Signifikansi, Garis-Garis

Memahami makna yang dilepas lewat nafas panjang adalah menggariskan definisi yang sudah disetujui dengan kemampuan komprehensif. Aku hela nafas panjang itu dan mencoba menggali kembali pemahaman pada setangkai makna yang selalu menyampaikan yang tak terbaca. Kucoba cerna dan menggaris-garis signifikansi yang dibangun di atas jembatan keyakinan.

Ya keyakinan itu menjelaskan sejumlah sudut pandang, bahwa kedalaman rasa adalah galian yang tak habis dianalisisi melalui mekanisme tesis sekalipun karena dia adalah kaca dan cermin sepanjang cerita insan yang didapatkan. Galian yang kudapat sejauh ini adalah mengantarkan pola pikir pada ketulusan, kepolosan dan kearifan yang dijelmakan dalam cara pandang dan pola tindak.

Kesimpulannya adalah tidak ada yang salah dalam cara aku berjalan, tidak ada yang salah dalam cara aku bersantun diri, tidak ada yang salah dalam aku bertutur. Biasa saja dan merupakan bagian dari layout yang sudah dibordir di sejumlah titik simpul.
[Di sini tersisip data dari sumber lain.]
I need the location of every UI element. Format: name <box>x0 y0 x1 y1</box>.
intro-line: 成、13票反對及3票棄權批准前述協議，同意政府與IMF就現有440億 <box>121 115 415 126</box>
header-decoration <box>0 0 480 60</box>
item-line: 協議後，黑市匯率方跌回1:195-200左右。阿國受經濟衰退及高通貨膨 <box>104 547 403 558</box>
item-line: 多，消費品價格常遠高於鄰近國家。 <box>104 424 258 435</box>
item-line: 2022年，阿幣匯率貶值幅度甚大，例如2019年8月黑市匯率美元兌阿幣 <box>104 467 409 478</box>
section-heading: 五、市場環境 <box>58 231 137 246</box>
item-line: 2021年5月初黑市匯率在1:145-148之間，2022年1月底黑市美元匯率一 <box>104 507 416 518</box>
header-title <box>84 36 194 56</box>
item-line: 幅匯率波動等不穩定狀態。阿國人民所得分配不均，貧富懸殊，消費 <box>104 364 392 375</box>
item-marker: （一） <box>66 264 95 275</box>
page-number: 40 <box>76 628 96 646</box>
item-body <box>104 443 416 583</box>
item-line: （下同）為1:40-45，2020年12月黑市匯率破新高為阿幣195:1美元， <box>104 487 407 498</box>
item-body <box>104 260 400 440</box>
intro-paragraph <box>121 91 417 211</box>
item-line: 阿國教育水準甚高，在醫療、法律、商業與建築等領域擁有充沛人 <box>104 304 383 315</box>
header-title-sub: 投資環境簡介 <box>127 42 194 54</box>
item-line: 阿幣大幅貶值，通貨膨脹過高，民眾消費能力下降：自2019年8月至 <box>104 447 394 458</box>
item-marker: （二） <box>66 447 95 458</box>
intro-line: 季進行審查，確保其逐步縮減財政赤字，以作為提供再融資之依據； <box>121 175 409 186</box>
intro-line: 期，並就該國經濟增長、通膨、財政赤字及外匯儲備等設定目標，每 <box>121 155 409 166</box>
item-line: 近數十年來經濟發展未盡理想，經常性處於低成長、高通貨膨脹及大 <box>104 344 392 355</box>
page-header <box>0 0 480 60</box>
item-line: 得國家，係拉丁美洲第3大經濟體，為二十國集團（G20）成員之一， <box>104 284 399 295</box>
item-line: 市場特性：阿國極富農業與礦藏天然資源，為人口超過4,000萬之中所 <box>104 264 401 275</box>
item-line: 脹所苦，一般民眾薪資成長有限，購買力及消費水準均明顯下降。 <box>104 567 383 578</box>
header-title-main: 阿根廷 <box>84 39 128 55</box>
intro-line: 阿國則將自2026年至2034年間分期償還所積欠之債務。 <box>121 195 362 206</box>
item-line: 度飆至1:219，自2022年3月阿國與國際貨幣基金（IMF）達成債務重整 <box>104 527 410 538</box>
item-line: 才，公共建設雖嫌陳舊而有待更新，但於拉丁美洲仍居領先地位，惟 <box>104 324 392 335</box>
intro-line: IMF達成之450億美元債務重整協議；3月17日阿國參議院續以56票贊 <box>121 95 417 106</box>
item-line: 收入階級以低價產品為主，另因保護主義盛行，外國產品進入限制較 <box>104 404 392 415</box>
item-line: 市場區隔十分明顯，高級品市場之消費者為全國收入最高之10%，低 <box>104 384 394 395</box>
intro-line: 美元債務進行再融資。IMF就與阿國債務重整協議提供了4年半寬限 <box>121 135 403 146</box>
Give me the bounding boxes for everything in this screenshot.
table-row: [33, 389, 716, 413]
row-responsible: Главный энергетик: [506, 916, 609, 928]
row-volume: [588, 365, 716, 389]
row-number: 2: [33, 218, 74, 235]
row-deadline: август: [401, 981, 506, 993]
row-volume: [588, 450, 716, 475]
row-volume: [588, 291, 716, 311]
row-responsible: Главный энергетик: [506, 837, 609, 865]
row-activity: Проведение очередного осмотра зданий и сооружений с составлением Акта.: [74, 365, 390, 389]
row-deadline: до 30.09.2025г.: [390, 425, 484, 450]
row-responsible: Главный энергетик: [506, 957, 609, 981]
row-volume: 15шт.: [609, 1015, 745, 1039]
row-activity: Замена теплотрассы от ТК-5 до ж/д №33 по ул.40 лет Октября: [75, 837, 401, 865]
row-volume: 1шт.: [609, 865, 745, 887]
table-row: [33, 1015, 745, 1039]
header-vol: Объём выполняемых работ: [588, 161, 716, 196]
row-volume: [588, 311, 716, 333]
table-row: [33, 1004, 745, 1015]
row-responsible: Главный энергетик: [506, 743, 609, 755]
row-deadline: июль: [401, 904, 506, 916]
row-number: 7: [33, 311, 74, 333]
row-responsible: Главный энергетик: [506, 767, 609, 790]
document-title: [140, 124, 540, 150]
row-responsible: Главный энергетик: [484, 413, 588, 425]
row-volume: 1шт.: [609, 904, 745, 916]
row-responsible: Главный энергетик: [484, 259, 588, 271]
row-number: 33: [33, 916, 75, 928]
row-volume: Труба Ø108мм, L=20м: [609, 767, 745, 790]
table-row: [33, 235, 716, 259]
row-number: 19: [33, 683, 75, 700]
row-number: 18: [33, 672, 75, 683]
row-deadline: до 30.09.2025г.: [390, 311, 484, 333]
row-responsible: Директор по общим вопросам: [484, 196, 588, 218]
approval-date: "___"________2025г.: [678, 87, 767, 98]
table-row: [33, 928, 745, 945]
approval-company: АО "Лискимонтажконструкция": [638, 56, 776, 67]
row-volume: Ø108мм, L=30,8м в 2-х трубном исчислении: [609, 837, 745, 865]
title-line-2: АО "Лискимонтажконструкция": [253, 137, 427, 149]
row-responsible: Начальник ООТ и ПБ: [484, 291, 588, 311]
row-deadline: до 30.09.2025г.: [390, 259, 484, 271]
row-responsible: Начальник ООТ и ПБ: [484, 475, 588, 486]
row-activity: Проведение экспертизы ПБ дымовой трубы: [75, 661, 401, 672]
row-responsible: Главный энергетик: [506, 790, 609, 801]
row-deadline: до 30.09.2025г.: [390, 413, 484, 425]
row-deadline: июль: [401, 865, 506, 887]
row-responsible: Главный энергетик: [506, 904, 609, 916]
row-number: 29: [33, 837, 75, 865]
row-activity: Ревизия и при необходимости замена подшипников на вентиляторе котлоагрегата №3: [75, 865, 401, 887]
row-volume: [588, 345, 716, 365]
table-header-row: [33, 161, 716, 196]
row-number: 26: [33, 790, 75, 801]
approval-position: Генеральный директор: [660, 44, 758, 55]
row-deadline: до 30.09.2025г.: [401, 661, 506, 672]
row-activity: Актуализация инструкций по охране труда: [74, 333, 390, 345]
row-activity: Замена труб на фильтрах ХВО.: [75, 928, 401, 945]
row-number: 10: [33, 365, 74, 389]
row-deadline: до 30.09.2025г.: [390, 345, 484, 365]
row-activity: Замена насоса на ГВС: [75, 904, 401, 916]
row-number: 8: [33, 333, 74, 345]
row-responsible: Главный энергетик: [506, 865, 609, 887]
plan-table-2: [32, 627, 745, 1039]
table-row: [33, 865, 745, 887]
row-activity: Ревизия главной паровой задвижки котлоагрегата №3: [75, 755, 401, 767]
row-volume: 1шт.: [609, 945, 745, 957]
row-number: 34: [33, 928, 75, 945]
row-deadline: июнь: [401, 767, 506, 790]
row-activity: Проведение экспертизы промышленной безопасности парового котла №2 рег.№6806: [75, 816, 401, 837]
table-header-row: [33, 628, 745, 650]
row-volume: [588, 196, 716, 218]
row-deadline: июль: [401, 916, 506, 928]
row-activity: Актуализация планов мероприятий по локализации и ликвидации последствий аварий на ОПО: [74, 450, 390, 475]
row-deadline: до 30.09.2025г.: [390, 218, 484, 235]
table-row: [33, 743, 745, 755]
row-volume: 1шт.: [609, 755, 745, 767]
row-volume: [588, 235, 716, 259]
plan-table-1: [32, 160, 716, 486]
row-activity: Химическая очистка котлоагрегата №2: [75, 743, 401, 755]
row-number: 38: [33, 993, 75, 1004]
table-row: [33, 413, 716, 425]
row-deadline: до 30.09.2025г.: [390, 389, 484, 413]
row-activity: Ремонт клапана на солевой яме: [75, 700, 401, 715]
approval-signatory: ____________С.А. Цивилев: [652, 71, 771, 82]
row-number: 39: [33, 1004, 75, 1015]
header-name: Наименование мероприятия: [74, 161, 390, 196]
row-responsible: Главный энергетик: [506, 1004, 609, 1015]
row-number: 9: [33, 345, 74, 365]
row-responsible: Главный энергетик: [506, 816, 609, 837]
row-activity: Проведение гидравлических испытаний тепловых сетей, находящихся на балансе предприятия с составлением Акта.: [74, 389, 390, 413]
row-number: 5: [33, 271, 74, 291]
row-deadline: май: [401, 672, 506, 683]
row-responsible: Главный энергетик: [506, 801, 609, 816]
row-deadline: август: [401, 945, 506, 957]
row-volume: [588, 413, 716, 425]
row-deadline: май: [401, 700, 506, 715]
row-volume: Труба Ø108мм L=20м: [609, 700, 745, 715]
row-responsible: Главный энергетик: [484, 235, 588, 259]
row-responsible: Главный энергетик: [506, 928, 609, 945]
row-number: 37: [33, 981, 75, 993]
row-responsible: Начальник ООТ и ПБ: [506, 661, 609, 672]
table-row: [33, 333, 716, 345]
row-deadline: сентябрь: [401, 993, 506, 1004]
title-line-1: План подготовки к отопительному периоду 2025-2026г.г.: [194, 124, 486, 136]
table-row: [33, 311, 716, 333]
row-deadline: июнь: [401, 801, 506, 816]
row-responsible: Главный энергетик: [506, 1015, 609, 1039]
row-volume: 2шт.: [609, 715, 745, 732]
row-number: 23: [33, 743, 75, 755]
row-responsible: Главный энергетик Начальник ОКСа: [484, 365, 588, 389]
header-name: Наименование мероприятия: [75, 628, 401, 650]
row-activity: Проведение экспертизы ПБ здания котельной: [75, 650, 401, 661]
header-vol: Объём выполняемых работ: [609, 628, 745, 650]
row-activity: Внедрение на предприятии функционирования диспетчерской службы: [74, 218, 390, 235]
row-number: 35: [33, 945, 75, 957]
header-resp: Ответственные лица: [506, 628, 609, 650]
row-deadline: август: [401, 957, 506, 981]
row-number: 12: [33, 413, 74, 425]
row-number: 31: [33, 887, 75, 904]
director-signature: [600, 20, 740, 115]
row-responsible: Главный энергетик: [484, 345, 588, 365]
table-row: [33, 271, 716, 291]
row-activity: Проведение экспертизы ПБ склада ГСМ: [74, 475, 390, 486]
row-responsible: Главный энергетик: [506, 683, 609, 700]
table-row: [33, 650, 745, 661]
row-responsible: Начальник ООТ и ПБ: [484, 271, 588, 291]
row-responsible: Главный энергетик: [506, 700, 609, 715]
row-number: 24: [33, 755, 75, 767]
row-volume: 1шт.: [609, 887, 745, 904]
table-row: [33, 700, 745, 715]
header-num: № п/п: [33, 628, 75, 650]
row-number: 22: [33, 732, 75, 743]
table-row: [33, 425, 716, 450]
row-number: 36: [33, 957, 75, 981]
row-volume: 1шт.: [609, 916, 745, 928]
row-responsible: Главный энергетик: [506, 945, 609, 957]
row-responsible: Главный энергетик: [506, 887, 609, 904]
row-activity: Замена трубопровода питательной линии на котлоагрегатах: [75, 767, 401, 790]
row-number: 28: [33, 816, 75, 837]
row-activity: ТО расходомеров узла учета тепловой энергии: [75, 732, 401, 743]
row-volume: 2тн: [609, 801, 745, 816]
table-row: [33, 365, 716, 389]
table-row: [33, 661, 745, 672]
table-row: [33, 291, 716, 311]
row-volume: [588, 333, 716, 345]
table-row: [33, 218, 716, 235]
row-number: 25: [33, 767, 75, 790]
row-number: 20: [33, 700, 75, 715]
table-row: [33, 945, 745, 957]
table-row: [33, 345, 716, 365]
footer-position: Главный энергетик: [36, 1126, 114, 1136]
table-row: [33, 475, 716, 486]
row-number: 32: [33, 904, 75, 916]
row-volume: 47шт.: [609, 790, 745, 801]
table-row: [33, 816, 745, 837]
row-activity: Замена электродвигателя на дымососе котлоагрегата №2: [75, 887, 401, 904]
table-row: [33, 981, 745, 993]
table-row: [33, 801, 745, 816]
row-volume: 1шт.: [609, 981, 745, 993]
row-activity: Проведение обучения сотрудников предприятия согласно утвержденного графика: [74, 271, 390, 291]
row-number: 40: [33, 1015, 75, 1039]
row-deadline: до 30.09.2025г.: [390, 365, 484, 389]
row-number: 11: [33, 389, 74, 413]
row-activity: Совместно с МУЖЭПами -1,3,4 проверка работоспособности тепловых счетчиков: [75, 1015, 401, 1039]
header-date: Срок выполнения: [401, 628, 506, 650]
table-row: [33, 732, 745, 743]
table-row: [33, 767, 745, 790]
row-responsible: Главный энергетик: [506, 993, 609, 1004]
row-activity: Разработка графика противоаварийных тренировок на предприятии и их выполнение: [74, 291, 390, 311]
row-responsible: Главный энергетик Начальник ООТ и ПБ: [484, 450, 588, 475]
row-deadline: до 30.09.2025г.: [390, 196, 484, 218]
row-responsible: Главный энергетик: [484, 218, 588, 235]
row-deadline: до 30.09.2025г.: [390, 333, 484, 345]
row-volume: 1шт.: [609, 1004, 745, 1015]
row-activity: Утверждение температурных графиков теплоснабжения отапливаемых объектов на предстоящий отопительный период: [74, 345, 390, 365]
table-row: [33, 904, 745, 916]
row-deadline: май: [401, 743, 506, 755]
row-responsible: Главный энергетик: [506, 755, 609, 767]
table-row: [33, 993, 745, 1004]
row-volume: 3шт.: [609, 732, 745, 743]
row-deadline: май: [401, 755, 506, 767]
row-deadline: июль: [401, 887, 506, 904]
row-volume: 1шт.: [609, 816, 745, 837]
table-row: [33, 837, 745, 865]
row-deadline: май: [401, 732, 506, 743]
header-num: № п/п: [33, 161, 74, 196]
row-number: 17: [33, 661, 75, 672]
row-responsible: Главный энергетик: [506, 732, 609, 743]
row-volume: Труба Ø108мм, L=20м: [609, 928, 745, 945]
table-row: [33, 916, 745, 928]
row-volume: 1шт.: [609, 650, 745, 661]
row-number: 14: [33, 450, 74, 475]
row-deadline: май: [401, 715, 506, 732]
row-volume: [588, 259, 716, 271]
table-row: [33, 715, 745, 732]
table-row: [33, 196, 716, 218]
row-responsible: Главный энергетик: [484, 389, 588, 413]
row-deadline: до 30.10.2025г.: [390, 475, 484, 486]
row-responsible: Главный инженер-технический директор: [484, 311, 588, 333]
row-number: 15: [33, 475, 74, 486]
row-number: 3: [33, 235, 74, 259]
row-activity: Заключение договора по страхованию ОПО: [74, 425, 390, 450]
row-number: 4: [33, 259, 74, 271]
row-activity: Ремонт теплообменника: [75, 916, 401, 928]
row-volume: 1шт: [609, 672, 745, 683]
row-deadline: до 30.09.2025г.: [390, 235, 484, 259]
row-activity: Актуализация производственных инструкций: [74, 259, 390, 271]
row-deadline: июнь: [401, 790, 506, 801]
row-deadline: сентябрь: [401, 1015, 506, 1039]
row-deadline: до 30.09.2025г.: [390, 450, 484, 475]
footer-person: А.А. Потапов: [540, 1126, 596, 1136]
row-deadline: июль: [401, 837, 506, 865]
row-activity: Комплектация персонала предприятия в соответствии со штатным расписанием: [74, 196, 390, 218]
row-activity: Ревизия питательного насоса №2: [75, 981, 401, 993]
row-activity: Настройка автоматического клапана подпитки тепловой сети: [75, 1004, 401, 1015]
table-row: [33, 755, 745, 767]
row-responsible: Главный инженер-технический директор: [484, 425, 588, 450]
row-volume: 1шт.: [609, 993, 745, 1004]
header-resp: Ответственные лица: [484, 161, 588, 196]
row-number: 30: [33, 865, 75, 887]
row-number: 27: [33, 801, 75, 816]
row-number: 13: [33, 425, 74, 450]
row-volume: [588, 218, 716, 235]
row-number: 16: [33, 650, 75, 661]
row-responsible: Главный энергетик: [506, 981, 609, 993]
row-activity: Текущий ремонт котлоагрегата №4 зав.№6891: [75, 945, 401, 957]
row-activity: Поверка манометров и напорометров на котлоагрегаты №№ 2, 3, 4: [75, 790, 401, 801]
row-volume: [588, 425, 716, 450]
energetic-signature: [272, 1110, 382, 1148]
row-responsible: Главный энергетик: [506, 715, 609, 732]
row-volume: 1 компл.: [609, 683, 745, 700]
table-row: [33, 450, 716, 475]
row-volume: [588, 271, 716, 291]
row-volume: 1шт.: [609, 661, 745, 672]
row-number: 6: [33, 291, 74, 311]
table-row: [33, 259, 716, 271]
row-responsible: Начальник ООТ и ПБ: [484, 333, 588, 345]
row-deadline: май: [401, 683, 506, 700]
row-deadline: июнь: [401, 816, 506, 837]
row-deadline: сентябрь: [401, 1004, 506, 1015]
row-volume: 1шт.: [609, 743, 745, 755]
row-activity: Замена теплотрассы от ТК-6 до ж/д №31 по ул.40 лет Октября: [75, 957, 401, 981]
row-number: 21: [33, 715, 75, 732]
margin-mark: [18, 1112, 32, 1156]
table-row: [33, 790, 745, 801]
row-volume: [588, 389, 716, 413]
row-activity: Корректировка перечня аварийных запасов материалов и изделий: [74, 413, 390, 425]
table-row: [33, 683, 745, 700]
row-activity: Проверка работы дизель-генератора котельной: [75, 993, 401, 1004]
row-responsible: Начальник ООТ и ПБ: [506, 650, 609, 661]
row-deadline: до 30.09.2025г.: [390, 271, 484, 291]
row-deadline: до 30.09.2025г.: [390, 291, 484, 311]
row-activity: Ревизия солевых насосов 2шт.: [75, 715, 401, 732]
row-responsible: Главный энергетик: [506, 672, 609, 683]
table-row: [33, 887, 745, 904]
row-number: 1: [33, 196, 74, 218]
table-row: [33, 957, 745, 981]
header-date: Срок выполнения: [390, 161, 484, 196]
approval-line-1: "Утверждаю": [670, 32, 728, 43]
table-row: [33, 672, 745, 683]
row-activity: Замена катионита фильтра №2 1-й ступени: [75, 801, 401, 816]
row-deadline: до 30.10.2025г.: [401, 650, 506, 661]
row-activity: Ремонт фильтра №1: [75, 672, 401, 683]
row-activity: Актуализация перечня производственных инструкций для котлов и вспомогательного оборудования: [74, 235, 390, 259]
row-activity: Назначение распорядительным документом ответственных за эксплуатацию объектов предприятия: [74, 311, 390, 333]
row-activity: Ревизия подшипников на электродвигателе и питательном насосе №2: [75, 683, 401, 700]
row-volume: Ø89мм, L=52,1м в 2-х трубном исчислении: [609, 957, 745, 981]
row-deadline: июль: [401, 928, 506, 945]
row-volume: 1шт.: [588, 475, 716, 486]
Lantas ketika kelabu dan awan menutupi ruang pandang hanya karena arogansi sektoral dan kedengkian yang ditransformasikan melalui tema iri dan dengki, secepatnya aku menanam pagar keyakinan, bahwa itu adalah penyakit hati yang bernama khasad, senang lihat orang susah dan susah lihat orang senang. Aku sebenarnya kasihan melihat sosok yang diselimuti dengan karakter model beginian, tetapi juga sebel dengan pembenaran subyektifitas dan pembentukan opini.

Dan itulah fundamen yang kuceritakan agar menjadi perbaikan di kemudian hari, ada teguran, ada bimbingan dan ada arahan. Bahwa interaksi adalah dinamika, aku setuju banget tapi kalau definisi dinamika dipahami sebagai penjungkirbalikan makna, maka jawabanku adalah melakukan umpan balik pada hirarki yang lebih tinggi sekedar menceritakan kabar yang digariskan lewat definisi arogansi.
Intelektualitas dibangun dari kearifan dan kebijaksanaan, bukan pamer omongan dan adu omongan based on kompetensi atau yang sebangsa dengannya. Toh delapan jam itu adalah bagian dari yang duapuluhempat jam, bukanlah jaminan akan eksistensi yang sebenarnya. Jelmaan sikap itu yang diterminasi melalui superioritas niscaya akan memberikan nilai kurang dimata hati, dan sikapku jelas, lebih baik berikan umpan balik ke yang lebih memahami, setidaknya ada obyektifitas yang dapat dikembangkan sebagai second opinion.